(Deniz-Hüseyin-Yusuf)

Onlar ”68 kuşağının” temsilcileriydiler, tek bir idealleri vardı; “Ne ABD ne Rusya, tam bağımsız Türkiye!” Hiç kuşkusuz ülkenin en zeki çocuklarının başında geliyorlardı, zira o dönem kazandıkları ve eğitim yaptıkları “üniversitelerin niteliği” bunun tam kanıtı idi. 1968 yılı, dünya gençlik hareketinin ve dolayısıyla halk hareketleri için önemli bir noktadır. Fransa’da başlayıp tüm dünyayı dalga dalga saran bu hareketin çıkış noktası; savaşların yol açtığı yıkıntıların, yoksulluğun, işsizliğin ve süregelen emperyalist saldırıların son bulması, eşit bölüşüm ve barış içinde bir dünya “ütopyasıydı”. Bu toplumsal hareketin Türkiye cenahında ise dönemin “12 Mart” ara rejiminin demir yumruğu vardı ve baskıcı-totaliter rejim için tehlikeli bulunan bu gençlerin ortadan kaldırılması gerekiyordu. Her ne kadar, “toplum için tehlikeli teröristler (o zaman anarşist deniliyordu) olarak lanse etmeye uğraşsalar da ülkem insanının gönlünden silmeyi başaramadılar. İnsanlar, onların hatıralarını çocuklarına koydukları isimleriyle, evlerinin duvarlarına yapıştırdıkları posterleriyle, onların sevdiği şarkılar ve şiirlerle, Rodrigo’nun gitar konçertosuyla, tek keyifleri olan “çay ve sigara” ile yaşattılar, yaşatmaya devam ettiler…

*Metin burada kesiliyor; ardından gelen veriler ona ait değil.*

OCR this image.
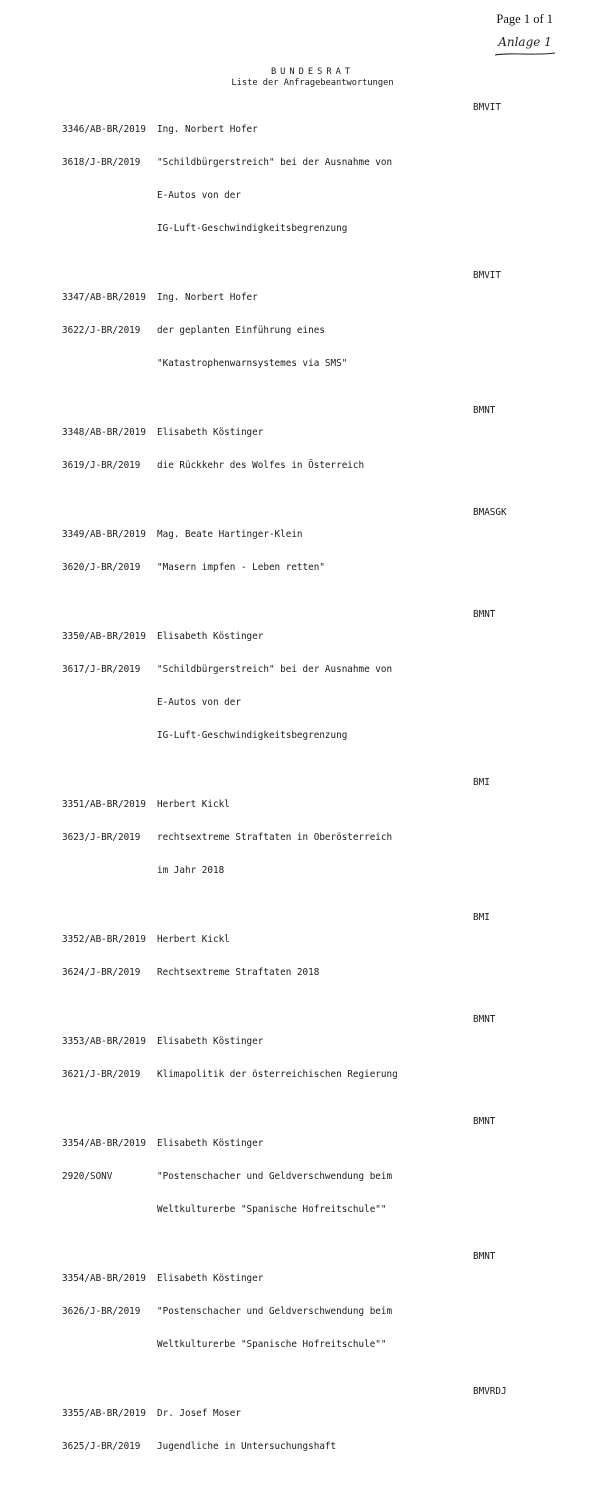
Page 1 of 1
Anlage 1
BUNDESRAT
Liste der Anfragebeantwortungen

3346/AB-BR/2019

3618/J-BR/2019

Ing. Norbert Hofer

"Schildbürgerstreich" bei der Ausnahme von

E-Autos von der

IG-Luft-Geschwindigkeitsbegrenzung

BMVIT

3347/AB-BR/2019

3622/J-BR/2019

Ing. Norbert Hofer

der geplanten Einführung eines

"Katastrophenwarnsystemes via SMS"

BMVIT

3348/AB-BR/2019

3619/J-BR/2019

Elisabeth Köstinger

die Rückkehr des Wolfes in Österreich

BMNT

3349/AB-BR/2019

3620/J-BR/2019

Mag. Beate Hartinger-Klein

"Masern impfen - Leben retten"

BMASGK

3350/AB-BR/2019

3617/J-BR/2019

Elisabeth Köstinger

"Schildbürgerstreich" bei der Ausnahme von

E-Autos von der

IG-Luft-Geschwindigkeitsbegrenzung

BMNT

3351/AB-BR/2019

3623/J-BR/2019

Herbert Kickl

rechtsextreme Straftaten in Oberösterreich

im Jahr 2018

BMI

3352/AB-BR/2019

3624/J-BR/2019

Herbert Kickl

Rechtsextreme Straftaten 2018

BMI

3353/AB-BR/2019

3621/J-BR/2019

Elisabeth Köstinger

Klimapolitik der österreichischen Regierung

BMNT

3354/AB-BR/2019

2920/SONV

Elisabeth Köstinger

"Postenschacher und Geldverschwendung beim

Weltkulturerbe "Spanische Hofreitschule""

BMNT

3354/AB-BR/2019

3626/J-BR/2019

Elisabeth Köstinger

"Postenschacher und Geldverschwendung beim

Weltkulturerbe "Spanische Hofreitschule""

BMNT

3355/AB-BR/2019

3625/J-BR/2019

Dr. Josef Moser

Jugendliche in Untersuchungshaft

BMVRDJ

Hukukun ayaklar altına alındığı “Sıkıyönetim Mahkemeleri’nin verdiği idam kararları”, “İcazetli TBMM” tarafından onaylandıktan sonra, ailelerine birer mektup yazarak ve gülümseyerek çıktılar darağacına. Üç yiğit delikanlı, 6 Mayıs 1972’nin ılık gecesinde, yeniden yeşeren, çiçeklere boğulan toprağa düştüler usulca. Onlar bir ideolojinin değil, eşit ve mutlu bir yaşamın sözcülüğünü yaptıkları için canlarından oldular. Kısacık yaşamları, adlarını evlatlarına verecek olan ana ve babaların hafızalarında silinmemecesine yer etti. Onların ölümünden sonra “kontrollü gerilim stratejisi” planı, toplumu adım adım 80 ihtilaline, dolayısıyla ülkenin onlarca yıl geri gitmesine neden oldu.  Yazık ettiler, günah işlediler, üç yiğidi yağlı urganlara gönderdiler. Her 6 Mayıs’ta sessiz sessiz, ılgıt ılgıt ağlayan “milyonlarca” kişiden sadece birisi olarak vefat yıldönümlerinde; saygıyla, rahmetle, derin bir özlemle anıyorum. Ruhları şad olsun…

NOT 1: Geçtiğimiz 1 Mayıs işçi ve emekçi bayramıydı, tüm emekçilerin haklarını aldığı, anayasanın amir hükümlerinin uygulandığı nice bayramlar diliyoruz…

NOT 2: 3 Mayıs “Türkçülük Günümüz” ülkemize, tüm dünya Türklerine kutlu olsun. Başta, Cumhuriyetimizin kurucusu Gazi Mustafa Kemal Atatürk, ecdadımızı saygı ve şükranla anıyoruz. “Ne Mutlu Türküm Diyene

NOT 3: Gün geçmiyor ki, “öğretmelere saldırı” haberi duymayalım, bu iş “münferit” olmaktan çoktan çıkmış, organize bir hale gelmiştir. Daha sonra geniş anlamda değineceğimiz bu konu ihmal edilemeyecek kadar mühimdir, acil önlemler gerektirmektedir…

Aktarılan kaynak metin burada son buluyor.